New Romantics

In de ronduit sensuele roman De jonge bruid (2015) van Alessandro Baricco komt een scène voor waarin De Moeder de aanstaande Jonge Bruid van haar afwezige Zoon inwijdt in de geheimen van de erotische verleiding. Bij de talloze raadgevingen die ze haar dwingend influistert, hoort ook deze: ‘De albatros van Baudelaire, lees dat, gezien het feit dat je leest’. De Moeder is ‘een plechtig wezen, wanneer ze in haar lichaam en in dat van anderen [vliegt], en een onhandig gevleugeld dier op elk ander moment’ .  



Toeval of niet, tijdens de voorstelling van New Romantics in het Berchemse café RoodWit las Michaël Vandebril precies dát gedicht van Baudelaire voor.
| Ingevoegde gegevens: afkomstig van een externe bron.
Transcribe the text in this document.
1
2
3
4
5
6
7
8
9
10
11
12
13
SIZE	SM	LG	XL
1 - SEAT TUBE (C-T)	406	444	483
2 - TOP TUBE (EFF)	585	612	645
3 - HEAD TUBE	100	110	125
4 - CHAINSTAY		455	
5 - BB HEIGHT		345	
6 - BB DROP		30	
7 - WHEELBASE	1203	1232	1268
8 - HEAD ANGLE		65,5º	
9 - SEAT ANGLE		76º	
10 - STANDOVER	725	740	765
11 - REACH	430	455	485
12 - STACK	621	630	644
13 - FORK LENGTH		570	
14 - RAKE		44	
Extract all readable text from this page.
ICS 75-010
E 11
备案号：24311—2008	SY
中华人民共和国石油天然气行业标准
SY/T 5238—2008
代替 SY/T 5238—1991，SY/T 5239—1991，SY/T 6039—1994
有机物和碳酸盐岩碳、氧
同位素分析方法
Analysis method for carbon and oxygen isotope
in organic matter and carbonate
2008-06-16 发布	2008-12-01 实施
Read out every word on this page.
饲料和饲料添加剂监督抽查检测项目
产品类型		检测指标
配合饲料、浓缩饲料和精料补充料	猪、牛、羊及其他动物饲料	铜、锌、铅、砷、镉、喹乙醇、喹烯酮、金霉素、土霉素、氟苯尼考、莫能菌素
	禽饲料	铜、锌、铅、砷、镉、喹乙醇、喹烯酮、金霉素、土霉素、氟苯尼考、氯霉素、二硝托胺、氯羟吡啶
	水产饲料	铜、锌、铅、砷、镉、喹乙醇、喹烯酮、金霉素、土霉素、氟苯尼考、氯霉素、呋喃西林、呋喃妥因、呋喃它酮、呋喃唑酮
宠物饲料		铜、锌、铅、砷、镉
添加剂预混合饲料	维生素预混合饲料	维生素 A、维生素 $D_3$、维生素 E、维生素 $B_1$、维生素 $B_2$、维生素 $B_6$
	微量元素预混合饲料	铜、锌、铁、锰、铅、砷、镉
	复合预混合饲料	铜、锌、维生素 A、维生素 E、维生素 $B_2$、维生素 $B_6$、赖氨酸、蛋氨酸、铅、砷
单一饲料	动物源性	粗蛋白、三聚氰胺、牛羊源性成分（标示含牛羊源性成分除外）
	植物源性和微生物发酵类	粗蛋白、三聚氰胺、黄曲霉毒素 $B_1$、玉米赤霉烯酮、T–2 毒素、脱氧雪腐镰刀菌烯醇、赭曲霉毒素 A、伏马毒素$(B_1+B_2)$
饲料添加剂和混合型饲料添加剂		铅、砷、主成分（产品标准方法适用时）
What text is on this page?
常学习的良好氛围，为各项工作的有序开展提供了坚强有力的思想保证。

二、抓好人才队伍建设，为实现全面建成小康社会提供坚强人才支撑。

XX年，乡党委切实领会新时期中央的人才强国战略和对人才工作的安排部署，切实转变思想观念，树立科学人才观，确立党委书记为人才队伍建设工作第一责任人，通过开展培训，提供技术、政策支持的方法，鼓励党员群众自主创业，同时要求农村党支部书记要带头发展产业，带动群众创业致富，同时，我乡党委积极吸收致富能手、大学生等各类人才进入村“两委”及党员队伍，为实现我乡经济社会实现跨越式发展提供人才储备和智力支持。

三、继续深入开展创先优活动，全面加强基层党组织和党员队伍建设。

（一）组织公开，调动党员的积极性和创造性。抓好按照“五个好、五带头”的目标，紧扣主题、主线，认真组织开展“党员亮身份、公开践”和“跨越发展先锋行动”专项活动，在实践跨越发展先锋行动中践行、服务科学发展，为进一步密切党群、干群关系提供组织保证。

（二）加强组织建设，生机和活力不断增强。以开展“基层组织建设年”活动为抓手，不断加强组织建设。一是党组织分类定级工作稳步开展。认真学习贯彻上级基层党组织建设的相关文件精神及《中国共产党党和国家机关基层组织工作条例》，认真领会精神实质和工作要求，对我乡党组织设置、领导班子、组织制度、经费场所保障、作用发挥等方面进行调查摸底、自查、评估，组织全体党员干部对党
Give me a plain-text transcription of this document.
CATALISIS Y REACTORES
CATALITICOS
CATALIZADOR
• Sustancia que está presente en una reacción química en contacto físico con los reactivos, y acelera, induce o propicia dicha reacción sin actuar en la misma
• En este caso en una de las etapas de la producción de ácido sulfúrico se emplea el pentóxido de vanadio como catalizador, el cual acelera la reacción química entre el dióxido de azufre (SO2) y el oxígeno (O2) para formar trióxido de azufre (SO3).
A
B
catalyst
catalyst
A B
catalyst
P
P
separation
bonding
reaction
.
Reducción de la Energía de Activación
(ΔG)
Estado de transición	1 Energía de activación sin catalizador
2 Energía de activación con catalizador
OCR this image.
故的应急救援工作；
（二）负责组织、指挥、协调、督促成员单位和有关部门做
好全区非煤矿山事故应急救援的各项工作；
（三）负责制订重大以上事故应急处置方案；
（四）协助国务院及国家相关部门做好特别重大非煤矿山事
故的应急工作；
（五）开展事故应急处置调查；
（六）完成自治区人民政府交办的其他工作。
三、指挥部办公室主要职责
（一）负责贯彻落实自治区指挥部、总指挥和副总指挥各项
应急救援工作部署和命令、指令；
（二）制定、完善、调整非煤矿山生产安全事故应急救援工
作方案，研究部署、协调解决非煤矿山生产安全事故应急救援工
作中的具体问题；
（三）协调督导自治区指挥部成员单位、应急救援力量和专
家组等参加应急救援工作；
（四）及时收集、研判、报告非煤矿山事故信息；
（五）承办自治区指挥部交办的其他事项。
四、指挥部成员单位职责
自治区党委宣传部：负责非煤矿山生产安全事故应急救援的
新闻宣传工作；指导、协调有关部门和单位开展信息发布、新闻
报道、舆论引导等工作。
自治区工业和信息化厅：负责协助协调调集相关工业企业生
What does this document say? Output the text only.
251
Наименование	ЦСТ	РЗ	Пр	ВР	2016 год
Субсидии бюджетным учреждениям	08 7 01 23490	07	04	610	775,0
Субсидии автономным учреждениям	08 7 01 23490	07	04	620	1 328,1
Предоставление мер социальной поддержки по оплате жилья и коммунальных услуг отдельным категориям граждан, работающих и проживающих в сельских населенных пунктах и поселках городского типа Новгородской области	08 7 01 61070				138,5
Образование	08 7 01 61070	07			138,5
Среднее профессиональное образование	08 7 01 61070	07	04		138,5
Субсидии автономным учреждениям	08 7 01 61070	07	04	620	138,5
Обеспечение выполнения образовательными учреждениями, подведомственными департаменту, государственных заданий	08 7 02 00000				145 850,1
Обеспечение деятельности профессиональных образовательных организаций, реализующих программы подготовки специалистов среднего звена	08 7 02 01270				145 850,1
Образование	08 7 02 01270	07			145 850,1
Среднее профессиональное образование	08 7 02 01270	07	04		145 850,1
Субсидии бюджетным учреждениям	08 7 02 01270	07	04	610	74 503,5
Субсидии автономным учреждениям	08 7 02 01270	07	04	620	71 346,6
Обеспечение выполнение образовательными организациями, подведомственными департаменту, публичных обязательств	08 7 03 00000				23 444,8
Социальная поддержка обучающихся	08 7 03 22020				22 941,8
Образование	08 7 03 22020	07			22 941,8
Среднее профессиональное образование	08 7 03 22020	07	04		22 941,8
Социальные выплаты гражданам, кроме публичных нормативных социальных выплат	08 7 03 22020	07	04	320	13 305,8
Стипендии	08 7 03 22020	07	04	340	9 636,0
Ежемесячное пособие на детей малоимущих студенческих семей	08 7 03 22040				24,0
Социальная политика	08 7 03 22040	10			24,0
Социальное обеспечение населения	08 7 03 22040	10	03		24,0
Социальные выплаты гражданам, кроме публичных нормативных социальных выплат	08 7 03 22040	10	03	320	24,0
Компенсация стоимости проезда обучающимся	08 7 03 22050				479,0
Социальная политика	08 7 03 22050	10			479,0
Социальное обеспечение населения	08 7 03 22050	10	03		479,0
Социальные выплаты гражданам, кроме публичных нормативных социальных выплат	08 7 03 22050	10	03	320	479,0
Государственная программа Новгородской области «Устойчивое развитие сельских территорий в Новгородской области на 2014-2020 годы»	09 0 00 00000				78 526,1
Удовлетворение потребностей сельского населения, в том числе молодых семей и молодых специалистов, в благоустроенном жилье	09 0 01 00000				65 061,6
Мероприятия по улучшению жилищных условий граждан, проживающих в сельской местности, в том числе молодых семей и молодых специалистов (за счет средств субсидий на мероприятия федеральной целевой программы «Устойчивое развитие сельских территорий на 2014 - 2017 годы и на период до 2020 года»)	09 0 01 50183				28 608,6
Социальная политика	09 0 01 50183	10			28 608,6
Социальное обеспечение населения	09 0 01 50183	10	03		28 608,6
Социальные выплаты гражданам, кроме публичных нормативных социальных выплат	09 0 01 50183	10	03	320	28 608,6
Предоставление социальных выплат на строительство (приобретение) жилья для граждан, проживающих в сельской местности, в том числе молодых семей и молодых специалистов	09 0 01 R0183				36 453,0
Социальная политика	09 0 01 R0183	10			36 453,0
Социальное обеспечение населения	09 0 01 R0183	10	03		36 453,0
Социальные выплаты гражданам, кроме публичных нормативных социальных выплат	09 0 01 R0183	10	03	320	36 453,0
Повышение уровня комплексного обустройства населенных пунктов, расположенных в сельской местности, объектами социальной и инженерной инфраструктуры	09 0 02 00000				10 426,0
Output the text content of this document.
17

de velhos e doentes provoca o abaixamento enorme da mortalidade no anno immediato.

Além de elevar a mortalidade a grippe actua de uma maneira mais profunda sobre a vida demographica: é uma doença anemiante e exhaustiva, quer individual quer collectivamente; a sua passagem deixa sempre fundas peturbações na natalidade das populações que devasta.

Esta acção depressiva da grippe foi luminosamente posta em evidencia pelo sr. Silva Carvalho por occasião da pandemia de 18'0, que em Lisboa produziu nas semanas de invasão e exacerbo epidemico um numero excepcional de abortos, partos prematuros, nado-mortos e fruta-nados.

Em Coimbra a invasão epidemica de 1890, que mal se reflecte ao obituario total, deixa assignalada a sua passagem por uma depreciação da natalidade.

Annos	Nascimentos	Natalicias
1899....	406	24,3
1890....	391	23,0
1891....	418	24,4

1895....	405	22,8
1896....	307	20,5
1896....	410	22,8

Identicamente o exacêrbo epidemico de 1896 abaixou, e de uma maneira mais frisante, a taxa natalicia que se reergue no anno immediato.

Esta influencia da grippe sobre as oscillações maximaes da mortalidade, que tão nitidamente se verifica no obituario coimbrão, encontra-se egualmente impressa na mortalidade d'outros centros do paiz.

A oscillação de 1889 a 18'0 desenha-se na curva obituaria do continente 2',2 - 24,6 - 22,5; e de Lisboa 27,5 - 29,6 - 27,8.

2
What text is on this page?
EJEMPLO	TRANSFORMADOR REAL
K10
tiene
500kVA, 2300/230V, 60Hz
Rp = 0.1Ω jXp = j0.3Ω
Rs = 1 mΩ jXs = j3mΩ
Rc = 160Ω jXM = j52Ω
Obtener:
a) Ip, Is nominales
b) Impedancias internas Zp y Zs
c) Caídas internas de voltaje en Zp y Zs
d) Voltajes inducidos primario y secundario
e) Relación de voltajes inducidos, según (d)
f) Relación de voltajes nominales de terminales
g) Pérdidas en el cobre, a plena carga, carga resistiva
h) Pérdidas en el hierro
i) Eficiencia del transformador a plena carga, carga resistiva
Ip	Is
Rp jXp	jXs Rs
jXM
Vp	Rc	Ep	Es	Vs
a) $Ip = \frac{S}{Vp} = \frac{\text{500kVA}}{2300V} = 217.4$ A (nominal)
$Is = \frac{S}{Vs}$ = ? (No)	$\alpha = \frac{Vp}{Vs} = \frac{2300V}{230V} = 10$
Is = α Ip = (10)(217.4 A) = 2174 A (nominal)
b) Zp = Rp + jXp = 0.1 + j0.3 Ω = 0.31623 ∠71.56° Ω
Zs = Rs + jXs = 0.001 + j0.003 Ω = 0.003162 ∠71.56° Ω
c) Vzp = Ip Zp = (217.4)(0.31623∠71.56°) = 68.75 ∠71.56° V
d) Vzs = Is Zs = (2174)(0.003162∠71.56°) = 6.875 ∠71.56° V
En ja, ook hij wees op de solemnele elegantie van de vliegende vogel en zijn onbeholpen gestuntel wanneer hij tracht te stappen. Voor Vandebril is de poëzie van de grote voorganger een inspiratiebron van belang, al geldt dat ongetwijfeld ook voor die van Maurice Maeterlinck. Met zijn tweetalige debuut Het vertrek van Maeterlinck/L’exil de Maeterlinck (2012) knoopte de Antwerpse dichter bewust aan bij de symbolistische of (neo)romantische traditie. De titel van zijn nieuwe bundel suggereert in ieder geval dat hij de eerder ingeslagen poëticale weg vervolgt.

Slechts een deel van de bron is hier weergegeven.